In tutta Italia si stanno commentando i dati recentemente diffusi sul fattore di riproduzione Rt. Si legge che fattore Rt del Paese è sceso, con grande soddisfazione generale, da 1,72 a 1,43. Sfortunatamente però il calcolo di Rt in queste ultime settimane è diventato sempre più inaffidabile e la discesa dell’Rt stimato è completamente irrilevante, anzi questa discesa è un sintomo preoccupante delle crepe che si stanno aprendo sul sistema di monitoraggio: non è un segnale che da solo autorizzi ottimismo.

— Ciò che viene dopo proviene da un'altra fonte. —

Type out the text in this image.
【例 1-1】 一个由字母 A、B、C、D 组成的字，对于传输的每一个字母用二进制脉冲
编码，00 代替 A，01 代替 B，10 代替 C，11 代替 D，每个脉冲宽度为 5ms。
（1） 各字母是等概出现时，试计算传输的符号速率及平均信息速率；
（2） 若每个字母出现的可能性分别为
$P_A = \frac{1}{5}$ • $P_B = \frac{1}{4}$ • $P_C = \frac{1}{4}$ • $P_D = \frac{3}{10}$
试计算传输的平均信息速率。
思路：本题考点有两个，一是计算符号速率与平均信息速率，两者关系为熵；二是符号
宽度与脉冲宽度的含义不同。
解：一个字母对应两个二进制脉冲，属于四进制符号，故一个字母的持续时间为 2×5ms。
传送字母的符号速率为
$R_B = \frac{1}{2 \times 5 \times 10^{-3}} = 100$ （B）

Questa non affidabilità del valore Rt è chiaramente scritta nei documenti ufficiali. Se la settimana scorsa avevamo un Rt che con il 95% di probabilità era compreso tra 1,45 e 1,83, questa settimana il valore è compreso tra 1,08 e 1,81. Esattamente come per gli exit poll, non c’è certezza, e i dati sono comunicati sotto forma di “forchetta”, come hanno ben imparato i giornalisti che presentano i risultati la sera delle elezioni. Sfortunatamente nella comunicazione giornalistica dei dati epidemiologici le forchette spariscono e rimangono solo nei comunicati ufficiali.
In una settimana l’ampiezza della forchetta si è raddoppiata, e questo aumento è estremamente preoccupante. La sintesi dell’ultimo comunicato è che l’incremento del numero dei contagiati giornalieri potrebbe o essere rimasto quasi costante o essere quasi raddoppiato o aver fatto qualcosa di intermedio: conclusioni drammaticamente incerte, sulle quali sono perfettamente d’accordo.
Se non sono affidabili i dati, cioè i numeri che vengono usati per calcolare Rt, il suo valore stimato non è affidabile. Come siamo arrivati a questa situazione? Ad aprile la procedura scelta per il calcolo di Rt era perfettamente adeguata alla situazione sanitaria dell’epoca ed era basata sull’assunzione che i dati provenienti dal monitoraggio nazionale fossero affidabili. Purtroppo dal 20 ottobre non è più così. Per motivi che non è facile identificare con precisione, ma probabilmente connessi all’eccessivo numero di casi, il sistema di monitoraggio non riesce a dare un’informazione precisa sugli sviluppi dell’epidemia.
Il sistema di calcolo di Rt si basa sul numero di persone che sviluppano sintomi, ma se – per inefficienze di varia natura – questo numero non è corretto, il valore stimato di Rt diventa anch’esso un numero non corretto. Questo fatto è ben noto a tutte le persone esperte di statistica che hanno provato a calcolare da sé l’evoluzione di Rt a partire dai dati ufficiali dei vari Paesi. Il raddoppio dell’ampiezza della forchetta sull’Rt del paese nell’arco di una sola settimana ben riflette questa situazione.
Gli indicatori della crescita epidemica sono numerosissimi: il numero di persone che sviluppano i sintomi, il numero di persone che risulta positivo, la percentuale di persone che risultano positive, il loro stato di salute al momento del tampone, la distribuzione di età, le chiamate ai pronto soccorso, il numero delle persone che entrano ed escono dagli ospedali e dalle terapie intensive, il numero dei decessi, ecc…
Ciascuno di questi indicatori ci dà informazioni sulla crescita epidemica da un punto di vista differente. Nel migliore dei mondi, dovrebbero essere coerenti tra loro. Se questa coerenza cessa di esistere, basarsi su uno solo indicatore, quello che sei mesi fa era il più affidabile, risulta del tutto arbitrario.
È quindi assolutamente necessario usare in maniera combinata i vari indicatori per riuscire ad avere delle stime di Rt affidabili. Sono certo che gli addetti ai lavori se ne rendono perfettamente conto. Ma non è facile farlo: serve uno sforzo scientifico coordinato per capire quale sia il metodo più affidabile. Ma il consenso scientifico può essere raggiunto solo attraverso discussioni pubbliche e questo può avvenire solo se tutti questi dati diventano pubblici. Si parla tanto di intelligenza artificiale, di reti neurali, di big-data, ma i dati che sono disponibili sull’epidemia sono dei micro-data.
Come ha richiamato chiaramente la commissione COVID-19 dell’Accademia dei Lincei, in assenza di trasparenza, ogni conclusione diviene contestabile sul piano scientifico e, quindi, anche sul piano politico. Che senso ha decidere l’apertura o la chiusura delle Regioni basandosi su un numero non affidabile, con un’incertezza enorme?
Ma dove si vede che il 20 ottobre i dati per il numero di sintomatici cessano di essere affidabili? Basta guardare con occhio di esperto i grafici disponibili su www.epicentro.it per gli ultimi 30 giorni.